Anxiety, librarian friend needs help/advice, please boost
Many of yinz probably already know that I’ve been in treatment for generalized anxiety disorder and major depression off and on since I was a teenager, but basically full time since 2012. (If not...well, hi.) My brain needs 24/7 pharmacological and psychological support structures to work right, and probably will for life. It slows me down, but I’ve learned to survive and often even thrive with it.
Anxiety, librarian friend needs help/advice, please boost
I’ve been completing every training on how to de-escalate difficult situations with patrons that I’ve come across. I’ve been cramming for this and can probably recite the procedures in my sleep: listen actively. Repeat back the concerns. Explain the policies and how they’re not personally directed. Communicate with empathy. Offer alternatives. Give them time and space to absorb and consider.
Anxiety, librarian friend needs help/advice, please boost
I can absolutely do all of these things. No performance anxiety there. Listening, empathy, trying to get to a good solution: those are things I already do in my job on a daily basis, and I know I’m good at them.
But. Before you get to that point, there are the other things. Don’t get upset. Don’t get anxious. You have to be the one to remain calm. Disengage your fight-or-flight response.

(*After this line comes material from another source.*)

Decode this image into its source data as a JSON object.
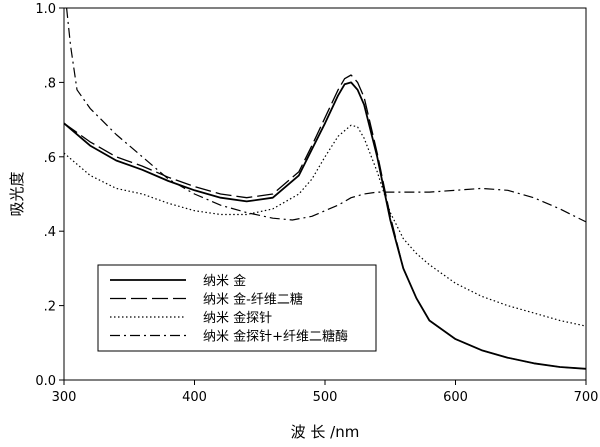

Anxiety, librarian friend needs help/advice, please boost
Those are things I frequently—and I’m saying this candidly from long experience with my own strengths and limitations—cannot do. I often cannot do these things in everyday life, much less high-stress situations. My body, on levels I’m unable to influence, has trouble telling the difference between a mildly stressful social interaction and a literally deadly threat.
Anxiety, librarian friend needs help/advice, please boost
Nothing I’ve watched or studied offers advice on how to work through this extra layer of challenge. Just don’t get upset. Don’t get anxious. You’ll be okay. Just keep your cool.
I’m tired of being reassured that I’m going to be okay. That’s not a given. I can’t depend on that the way that typically functioning brains can. People with asthma don’t get a guarantee that their lungs will get enough air that day. This is the same thing.
Anxiety, librarian friend needs help/advice, please boost
So please, if you all have come across any resources on advanced anxiety-dampening so I can be the calm one for not-calm people, so I can turn off the neurological processes that I’ve spent more than twenty years learning just to live alongside, please point them my way. We reopen in a week.
Anxiety, librarian friend needs help/advice, please boost
@ifixcoinops if there's some sort of panic disorder, she will need meds to break the cycle, full stop. Probably benzos. If it's anxiety, the biggest thing she can do is exposure therapy combined with cognitive behavioral therapy. The worst thing you can do is to avoid exposure to those normal things that cause anxiety.